After a pair of top-20 finishes on superspeedways last season, Chris Cockrum is returning for all three superspeedway races in the Xfinity Series for 2020.
Cockrum, 33, will pilot the No. 25 Chevrolet for family-operated ACG Motorsports. However, he’s not ruling out the potential of running additional races.
“We’re going to compete in the three superspeedway races,” Cockrum tells Frontstretch. “Depending on the outcome of those three races, hopefully that will lead to a few more races on the mile-and-a-halves or some tracks like Richmond, Dover, anything like that.
“I’m looking forward to it. Last year we had a lot of success running well at superspeedway races, like our top 10 at Talladega, which was awesome for our part-time team. That was like a real shot in the arm to give everybody the confidence that we can run with [big teams].”
The Georgia native will be sponsored by Advanced Communications Group, which is the company he works for full-time during the week. That’s where you’ll find Cockrum installing voice and data lines, while doing other fiber optic work.
Jeff Spraker, who has called the shots atop the pit box in 14 of Cockrum’s 18 career starts, will again be his crew chief in 2020.

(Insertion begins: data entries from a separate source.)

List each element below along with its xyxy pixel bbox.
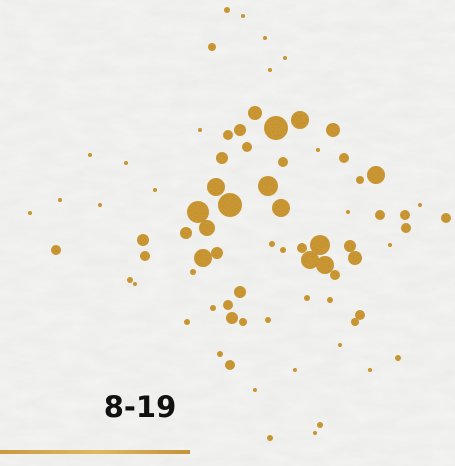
date-label: 8-19 — [104, 390, 177, 424]
gold-rule — [0, 450, 190, 454]
gold-splatter — [28, 7, 451, 441]
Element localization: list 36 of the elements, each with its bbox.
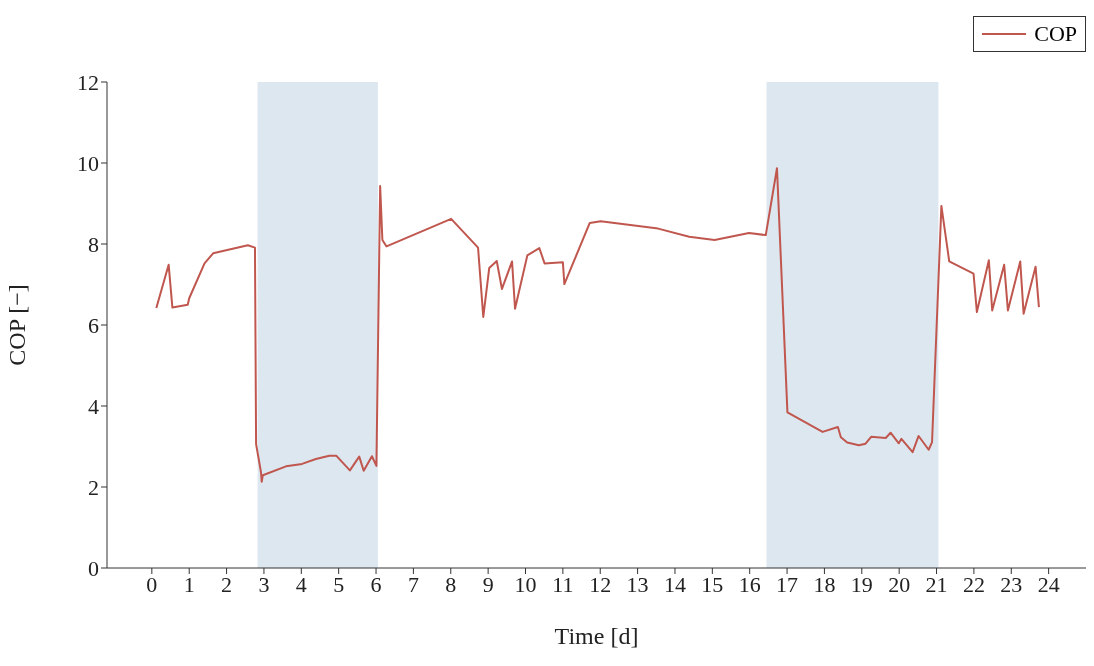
- x-tick-label: 8: [445, 571, 457, 597]
- x-tick-label: 11: [552, 571, 574, 597]
- x-tick-label: 0: [146, 571, 158, 597]
- x-tick-label: 17: [776, 571, 799, 597]
- x-tick-label: 16: [738, 571, 761, 597]
- x-tick-label: 15: [701, 571, 724, 597]
- y-tick-label: 0: [88, 555, 99, 581]
- x-tick-label: 10: [514, 571, 537, 597]
- x-axis-title: Time [d]: [554, 623, 639, 649]
- y-tick-label: 12: [77, 69, 99, 95]
- y-axis-title: COP [−]: [3, 284, 30, 366]
- x-tick-label: 7: [407, 571, 419, 597]
- x-tick-label: 24: [1037, 571, 1060, 597]
- x-tick-label: 20: [888, 571, 911, 597]
- y-tick-label: 10: [77, 150, 99, 176]
- x-tick-label: 23: [1000, 571, 1023, 597]
- x-tick-label: 1: [183, 571, 195, 597]
- y-tick-label: 4: [88, 393, 99, 419]
- x-tick-label: 2: [221, 571, 233, 597]
- line-series: [155, 167, 1040, 483]
- x-tick-label: 12: [589, 571, 612, 597]
- x-tick-label: 19: [850, 571, 873, 597]
- x-tick-label: 13: [626, 571, 649, 597]
- x-tick-label: 21: [925, 571, 948, 597]
- x-tick-label: 9: [482, 571, 494, 597]
- y-tick-label: 6: [88, 312, 99, 338]
- x-tick-label: 18: [813, 571, 836, 597]
- x-tick-label: 5: [333, 571, 345, 597]
- legend-label: COP: [1034, 21, 1077, 47]
- x-tick-label: 22: [962, 571, 985, 597]
- x-tick-label: 6: [370, 571, 382, 597]
- x-tick-label: 3: [258, 571, 270, 597]
- x-tick-label: 4: [295, 571, 307, 597]
- y-tick-label: 8: [88, 231, 99, 257]
- x-tick-label: 14: [663, 571, 686, 597]
- y-tick-label: 2: [88, 474, 99, 500]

Come Daytona in two weeks, it will be more than seven months since Cockrum last sat in a race car, but from past experience, that doesn’t matter all that much.
“It’s kind of like riding a bike, you just have to knock the rust off,” Cockrum said. “There’s no substitution for seat time. Seat time is the best way to go about staying sharp. Thank God for iRacing because I’ve gotten on there and tried to keep myself sharp through that program.

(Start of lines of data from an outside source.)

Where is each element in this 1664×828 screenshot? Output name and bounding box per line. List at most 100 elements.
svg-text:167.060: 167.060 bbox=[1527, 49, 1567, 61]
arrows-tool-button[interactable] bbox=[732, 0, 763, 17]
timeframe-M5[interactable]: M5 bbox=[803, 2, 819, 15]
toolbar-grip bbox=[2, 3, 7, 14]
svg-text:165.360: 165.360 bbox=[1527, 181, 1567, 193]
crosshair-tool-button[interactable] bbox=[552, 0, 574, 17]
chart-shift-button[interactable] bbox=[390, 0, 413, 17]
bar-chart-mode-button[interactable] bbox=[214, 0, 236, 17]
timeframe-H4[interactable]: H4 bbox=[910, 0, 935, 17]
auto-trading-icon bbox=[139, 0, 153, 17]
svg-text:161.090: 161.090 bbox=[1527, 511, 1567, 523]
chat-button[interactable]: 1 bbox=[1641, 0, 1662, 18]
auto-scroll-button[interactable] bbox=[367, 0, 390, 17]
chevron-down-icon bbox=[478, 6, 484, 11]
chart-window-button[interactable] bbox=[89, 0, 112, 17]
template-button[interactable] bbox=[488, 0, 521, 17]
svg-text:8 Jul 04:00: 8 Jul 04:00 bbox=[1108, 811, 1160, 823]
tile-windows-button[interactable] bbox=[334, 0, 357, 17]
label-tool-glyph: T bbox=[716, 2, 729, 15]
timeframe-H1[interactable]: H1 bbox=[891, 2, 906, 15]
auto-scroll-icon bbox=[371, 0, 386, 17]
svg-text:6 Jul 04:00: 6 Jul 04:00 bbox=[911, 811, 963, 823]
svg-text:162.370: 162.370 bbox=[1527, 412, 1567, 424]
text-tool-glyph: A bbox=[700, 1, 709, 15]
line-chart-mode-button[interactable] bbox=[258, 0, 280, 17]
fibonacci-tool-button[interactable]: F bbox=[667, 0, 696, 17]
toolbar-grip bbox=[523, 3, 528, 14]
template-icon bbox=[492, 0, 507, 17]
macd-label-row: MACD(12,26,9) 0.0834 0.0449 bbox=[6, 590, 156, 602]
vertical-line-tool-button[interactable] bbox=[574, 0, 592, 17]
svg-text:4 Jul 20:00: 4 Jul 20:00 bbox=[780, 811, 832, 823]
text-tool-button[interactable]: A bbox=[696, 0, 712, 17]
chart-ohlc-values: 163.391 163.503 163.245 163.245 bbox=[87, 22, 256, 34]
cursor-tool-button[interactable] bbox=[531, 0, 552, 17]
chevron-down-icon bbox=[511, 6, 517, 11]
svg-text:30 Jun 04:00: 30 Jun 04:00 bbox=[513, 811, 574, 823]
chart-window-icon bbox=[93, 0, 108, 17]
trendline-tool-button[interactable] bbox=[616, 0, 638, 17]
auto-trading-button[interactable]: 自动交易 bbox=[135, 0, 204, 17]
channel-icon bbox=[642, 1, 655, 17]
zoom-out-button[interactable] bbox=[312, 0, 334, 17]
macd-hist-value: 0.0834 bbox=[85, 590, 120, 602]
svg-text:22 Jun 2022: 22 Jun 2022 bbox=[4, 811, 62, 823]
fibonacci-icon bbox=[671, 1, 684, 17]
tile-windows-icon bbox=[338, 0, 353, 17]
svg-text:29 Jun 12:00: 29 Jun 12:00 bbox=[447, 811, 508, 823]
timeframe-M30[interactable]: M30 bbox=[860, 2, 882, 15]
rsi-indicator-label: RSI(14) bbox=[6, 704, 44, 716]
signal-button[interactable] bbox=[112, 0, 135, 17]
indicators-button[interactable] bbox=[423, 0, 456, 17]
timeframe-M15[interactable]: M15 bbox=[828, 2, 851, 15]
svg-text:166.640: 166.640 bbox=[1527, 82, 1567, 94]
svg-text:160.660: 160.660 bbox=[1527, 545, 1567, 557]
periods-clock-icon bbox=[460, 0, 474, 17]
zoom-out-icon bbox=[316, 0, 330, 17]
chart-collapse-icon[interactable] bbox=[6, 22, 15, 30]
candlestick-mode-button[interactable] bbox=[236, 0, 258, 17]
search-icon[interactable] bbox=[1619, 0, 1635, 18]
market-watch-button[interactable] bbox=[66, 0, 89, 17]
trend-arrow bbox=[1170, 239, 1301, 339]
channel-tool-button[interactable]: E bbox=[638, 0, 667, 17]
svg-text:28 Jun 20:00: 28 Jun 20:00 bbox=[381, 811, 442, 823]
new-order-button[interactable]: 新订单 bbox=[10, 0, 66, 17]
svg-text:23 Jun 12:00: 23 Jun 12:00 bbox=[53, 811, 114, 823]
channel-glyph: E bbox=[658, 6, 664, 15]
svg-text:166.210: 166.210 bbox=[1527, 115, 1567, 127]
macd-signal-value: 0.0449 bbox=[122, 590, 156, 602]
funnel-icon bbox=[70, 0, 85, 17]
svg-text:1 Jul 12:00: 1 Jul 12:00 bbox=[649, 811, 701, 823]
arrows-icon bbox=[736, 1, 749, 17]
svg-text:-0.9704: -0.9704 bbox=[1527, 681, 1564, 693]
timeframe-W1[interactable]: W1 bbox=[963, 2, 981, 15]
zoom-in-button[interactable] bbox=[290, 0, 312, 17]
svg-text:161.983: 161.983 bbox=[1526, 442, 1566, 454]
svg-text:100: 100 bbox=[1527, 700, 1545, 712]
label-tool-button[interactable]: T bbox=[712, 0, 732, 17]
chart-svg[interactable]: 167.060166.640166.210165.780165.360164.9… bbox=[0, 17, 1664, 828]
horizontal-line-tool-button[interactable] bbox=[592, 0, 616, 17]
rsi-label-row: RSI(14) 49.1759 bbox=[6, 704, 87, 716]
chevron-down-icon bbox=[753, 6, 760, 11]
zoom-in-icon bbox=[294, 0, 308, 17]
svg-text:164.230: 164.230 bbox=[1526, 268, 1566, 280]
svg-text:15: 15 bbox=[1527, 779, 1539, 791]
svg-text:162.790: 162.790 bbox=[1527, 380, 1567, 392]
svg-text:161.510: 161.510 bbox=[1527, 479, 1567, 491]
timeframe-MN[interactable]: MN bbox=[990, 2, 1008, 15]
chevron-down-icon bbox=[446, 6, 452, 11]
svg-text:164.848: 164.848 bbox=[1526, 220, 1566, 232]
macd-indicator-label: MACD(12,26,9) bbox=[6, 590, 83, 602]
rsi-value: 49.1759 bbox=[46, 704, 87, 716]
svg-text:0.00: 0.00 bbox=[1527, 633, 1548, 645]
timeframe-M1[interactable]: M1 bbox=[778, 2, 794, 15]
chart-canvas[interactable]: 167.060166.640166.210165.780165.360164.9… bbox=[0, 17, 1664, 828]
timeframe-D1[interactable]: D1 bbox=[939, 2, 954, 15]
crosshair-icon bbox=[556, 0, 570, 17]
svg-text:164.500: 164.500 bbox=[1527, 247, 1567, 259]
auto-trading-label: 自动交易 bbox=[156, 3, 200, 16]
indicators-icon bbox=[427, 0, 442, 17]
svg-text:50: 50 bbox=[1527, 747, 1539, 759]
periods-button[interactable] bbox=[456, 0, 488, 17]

“I just revert back to previous races. I always look at what did I learn from Daytona to Talladega, what did I learn from Talladega to July [Daytona] … You just never forget how to drive a race car.”

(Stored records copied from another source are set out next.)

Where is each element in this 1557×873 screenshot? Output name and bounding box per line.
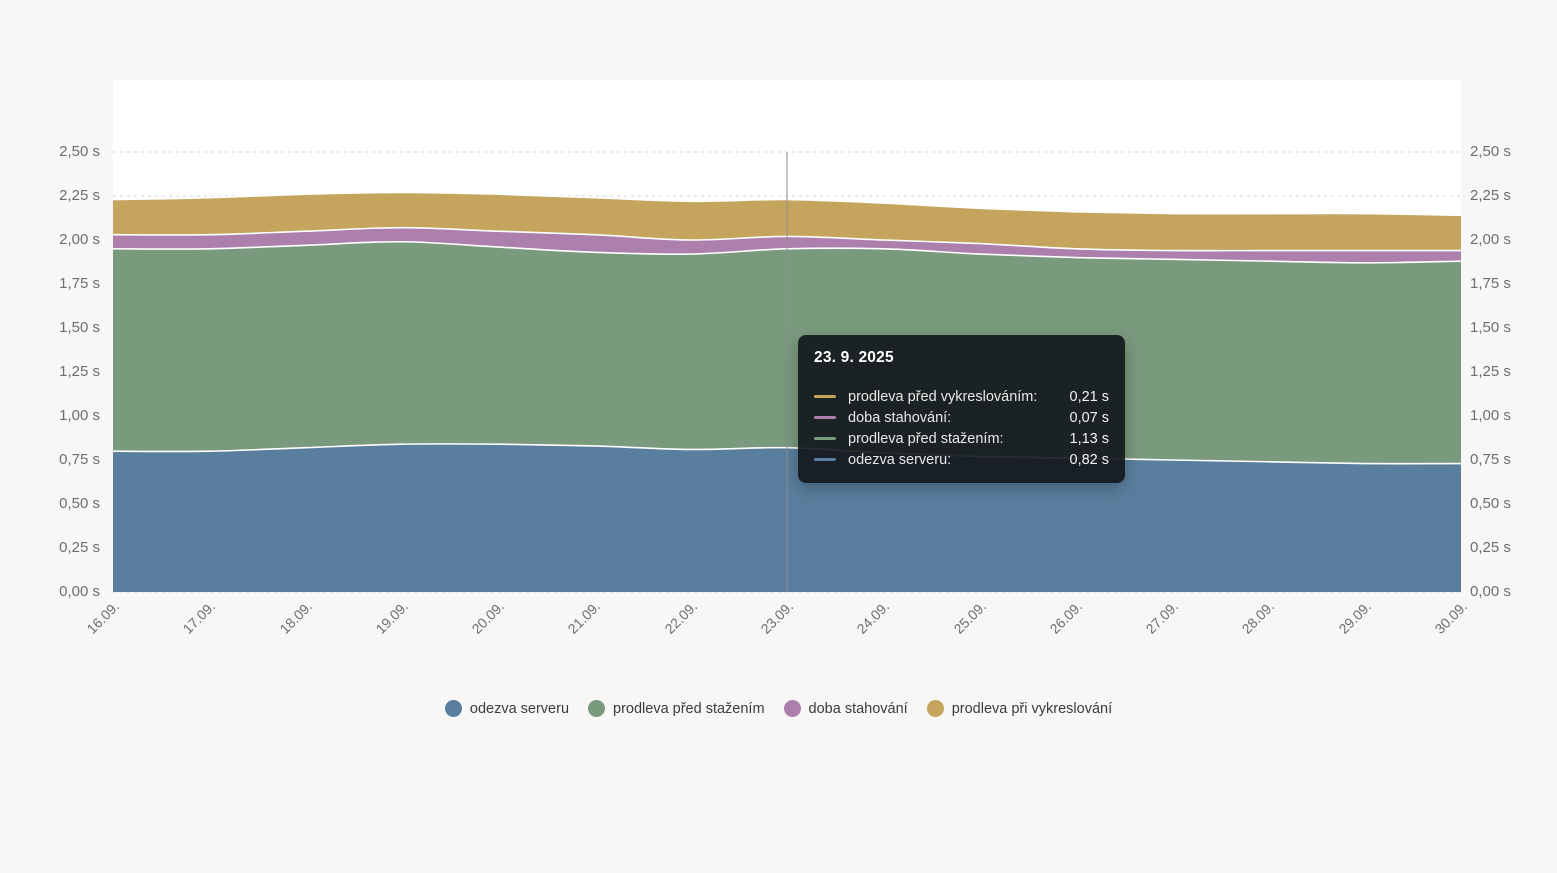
legend-label: odezva serveru: [469, 700, 570, 717]
tooltip-series-value: 0,82 s: [1069, 451, 1110, 468]
chart-tooltip: 23. 9. 2025 prodleva před vykreslováním:…: [798, 335, 1125, 483]
series-line-swatch-icon: [814, 458, 836, 461]
series-line-swatch-icon: [814, 437, 836, 440]
y-tick-label-right: 1,25 s: [1470, 363, 1511, 380]
tooltip-row: doba stahování: 0,07 s: [814, 407, 1109, 428]
tooltip-series-value: 1,13 s: [1069, 430, 1110, 447]
y-tick-label-left: 2,50 s: [59, 143, 100, 160]
y-tick-label-right: 2,25 s: [1470, 187, 1511, 204]
y-tick-label-left: 1,50 s: [59, 319, 100, 336]
y-tick-label-right: 1,00 s: [1470, 407, 1511, 424]
legend-dot-icon: [444, 700, 462, 717]
y-tick-label-right: 2,00 s: [1470, 231, 1511, 248]
y-tick-label-right: 1,50 s: [1470, 319, 1511, 336]
y-tick-label-right: 0,00 s: [1470, 583, 1511, 600]
legend-item-doba-stahovani[interactable]: doba stahování: [783, 700, 908, 717]
tooltip-series-label: prodleva před stažením:: [848, 430, 1004, 447]
tooltip-row: odezva serveru: 0,82 s: [814, 449, 1109, 470]
tooltip-series-label: prodleva před vykreslováním:: [848, 388, 1038, 405]
y-tick-label-left: 0,25 s: [59, 539, 100, 556]
y-tick-label-left: 1,75 s: [59, 275, 100, 292]
legend-dot-icon: [783, 700, 801, 717]
y-tick-label-right: 0,25 s: [1470, 539, 1511, 556]
chart-legend: odezva serveru prodleva před stažením doba…: [0, 700, 1557, 717]
legend-item-odezva-serveru[interactable]: odezva serveru: [444, 700, 570, 717]
tooltip-series-label: doba stahování:: [848, 409, 952, 426]
y-tick-label-left: 1,00 s: [59, 407, 100, 424]
tooltip-row: prodleva před vykreslováním: 0,21 s: [814, 386, 1109, 407]
series-line-swatch-icon: [814, 395, 836, 398]
tooltip-date-title: 23. 9. 2025: [814, 349, 894, 366]
series-line-swatch-icon: [814, 416, 836, 419]
y-tick-label-left: 0,00 s: [59, 583, 100, 600]
y-tick-label-left: 0,50 s: [59, 495, 100, 512]
tooltip-series-value: 0,21 s: [1069, 388, 1110, 405]
legend-label: prodleva před stažením: [613, 700, 765, 717]
tooltip-series-value: 0,07 s: [1069, 409, 1110, 426]
y-tick-label-right: 2,50 s: [1470, 143, 1511, 160]
legend-label: prodleva při vykreslování: [951, 700, 1113, 717]
y-tick-label-right: 1,75 s: [1470, 275, 1511, 292]
y-tick-label-right: 0,75 s: [1470, 451, 1511, 468]
legend-dot-icon: [588, 700, 606, 717]
legend-item-prodleva-pred-stazenim[interactable]: prodleva před stažením: [588, 700, 765, 717]
tooltip-row: prodleva před stažením: 1,13 s: [814, 428, 1109, 449]
legend-label: doba stahování: [808, 700, 908, 717]
legend-dot-icon: [926, 700, 944, 717]
y-tick-label-right: 0,50 s: [1470, 495, 1511, 512]
y-tick-label-left: 0,75 s: [59, 451, 100, 468]
tooltip-series-label: odezva serveru:: [848, 451, 952, 468]
legend-item-prodleva-pri-vykreslovani[interactable]: prodleva při vykreslování: [926, 700, 1113, 717]
y-tick-label-left: 1,25 s: [59, 363, 100, 380]
y-tick-label-left: 2,25 s: [59, 187, 100, 204]
y-tick-label-left: 2,00 s: [59, 231, 100, 248]
tooltip-rows: prodleva před vykreslováním: 0,21 s doba s…: [814, 386, 1109, 470]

Cockrum added that ACG Motorsports has just three chassis in its stable: one superspeedway car with two mile-and-a-half cars. Meanwhile, Spraker has three employees in Charlotte, N.C. that work on the No. 25 religiously to prepare it for Daytona.
In 18 series starts, Cockrum’s only two top 20s have come in his last two starts, noting that his 10th-place result at Talladega was a special day.
“If they would have cut the roof off the car at the start/finish line, you would have seen me doing cartwheels in that seat,” Cockrum said. “It was one of those races where we kept our nose clean because when you go to these superspeedways, anything can happen. You’re at everyone’s mercy and they’re at yours. If there’s one slip-up, it can be catastrophic.”
Cockrum isn’t giving up on his lifelong dream of being a full-time race car driver, even though his most starts in a single season was six in 2016.
“It all comes down to money,” Cockrum said. “I’ve never lost sight of that goal, but it’s like ‘OK, I would love to run full-time, but when you race a couple of time per year, how can I persuade a big, multi-million dollar company to give me the amount of money that we’re looking for to run full-time when you only compete two or three times per year?
“I’m not a person that likes to sit back and say, ‘I can’t figure it out.’ I’m always pursuing an option to find a way to make it work. It might take me a day, it might take me a year, but I’ll figure it out.”